I am NOT saying that I am perfect. Nope. Far from it. I know I'm lucky to have a house. I'm lucky that so far, no one's gotten sick - I've been tested twice, though. I'm lucky to know that we are all here together, even though the all together, all the time is sometimes all too much. I miss my gym time. My dogs drive me nuts - well, not Layla, she's pretty much perfect, haha, but we have a new dog and he's young and huge and loves to lick everything to death and runs all over and barks like crazy and is one and so basically an enormous puppy - and my kids are home, all the time, and because everyone is insecure with what's going on and nervous, everyone wants to be with me and my husband is home a lot a lot a lot
and it's all different and different is hard
and all I can do is try but I am trying
and it's super disheartening when it seems like literally no one else is. I know other people are - I'm just having a hard time seeing it right now.
If it's any consolation, there are some concrete someone-else-trying numbers in:
1. the number of masks made and donated
2. non-pro community artwork (teddy bears in windows! rainbows in windows!) (I don't think this is a "thing" outside of big cities, but it is a thing in some places!) (I'm half a continent away from my parents, but people have been putting encouraging art-rocks in my parents' planter boxes; about one per week; with the first one, they emailed me saying "I assume you know something about this" - since sometimes I do get friends of mine who are local to them to do things that one has to be local to do - but I was really just plain glowing that nope, I have *nothing* to do with it, no one who has any obligation has anything to do with it; that is just community love)

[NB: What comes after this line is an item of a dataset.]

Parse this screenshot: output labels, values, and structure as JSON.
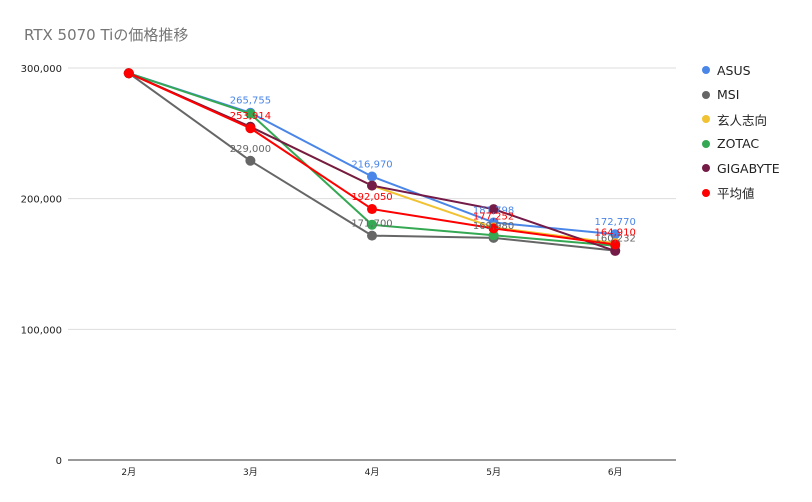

3. professional works of art being presented to the bored and restless via the internet - wonderful people giving daily art lessons or sing-a-longs or story-times to kids - institutions figuring out how to safely do things and send all that out to the "masses"
4. universities and research institutions doubling down on trying to solve both the virus stuff (vaccines, treatments) and the related stuff (getting ventilators and PPE to where it needs to be; figuring out suggested best-practices based on scientific research).

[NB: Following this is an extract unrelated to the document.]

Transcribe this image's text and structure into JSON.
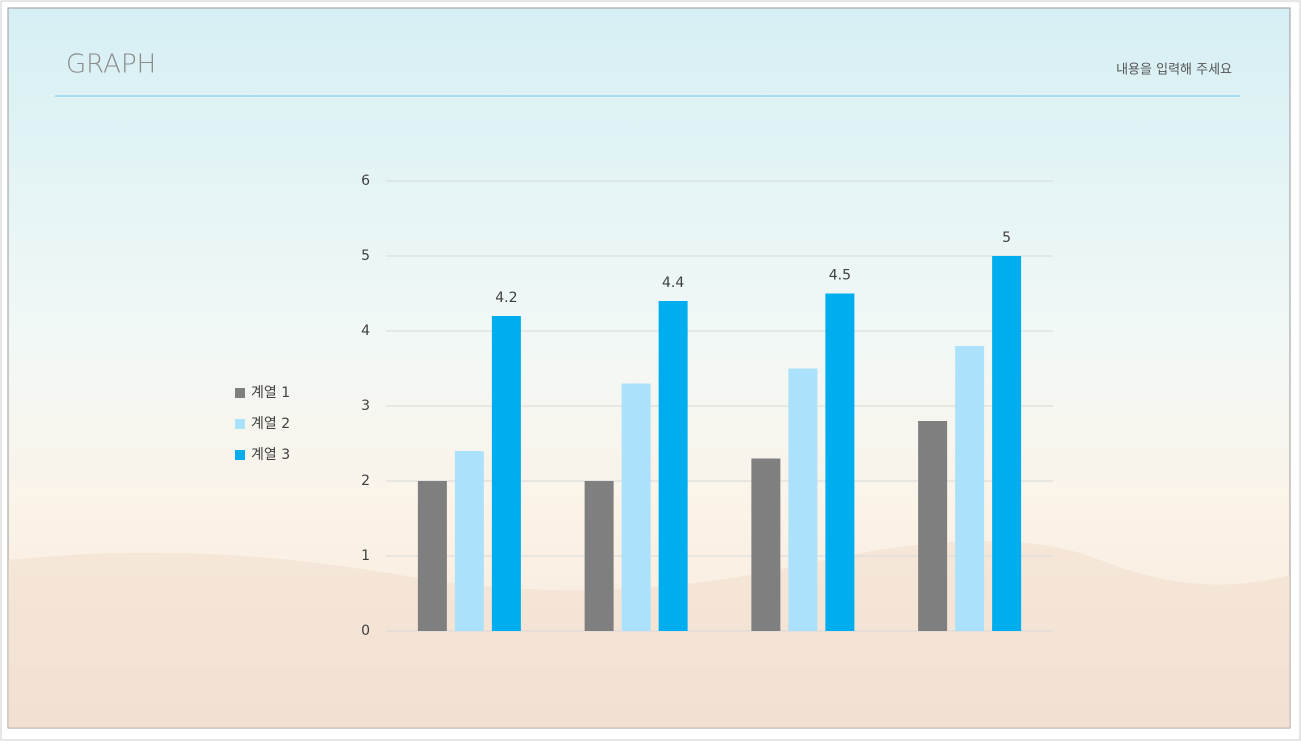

5. people who have volunteered to do grocery pickup or TP hunts or prescription drop-offs or whatever for people who should stay at home due to age or immune things; neighbors who text to say they're going to the grocery store, do you want any fresh produce or milk; people who send letters or cards or children's art to random individuals in nursing homes to tell them someone cares out here.
6. and then all the medical professionals, etc, who have been working and working and working.
And then there's all those out there who have had screaming children or whiny people in their houses and who have *yet somehow avoided* slipping arsenic into the supper casserole. There are big and small victories. Kind of a lot of them. And I'm really, really glad I made this list because I was also feeling like the people who don't care were "winning" and... maybe they aren't.
Thank you for writing. And thank you for keeping on trying. (and thank you for that 94 pages, whether or not it ever sees the light of day.)
Posted by: KC | May 08, 2020 at 10:52 PM
I wish I had words of comfort. I do have words of respect. It’s hard, and you are doing great. I can share a post with you that I enjoyed, and hope you like it too. https://cupofjo.com/2020/05/ways-to-help-during-quarantine/
Posted by: Elizabeth | May 09, 2020 at 12:44 AM
When so little is asked (stay home if you can, if not wear a mask, stay six feet away) it's hard for me to understand why people who can wouldn't do that tiny little bit. To some extent the aggressively non-compliant are being magnified (and thus having their influence expanded) by the media -- 80 percent of people support the current measures in our state -- but the casual non-compliance is surely more significant.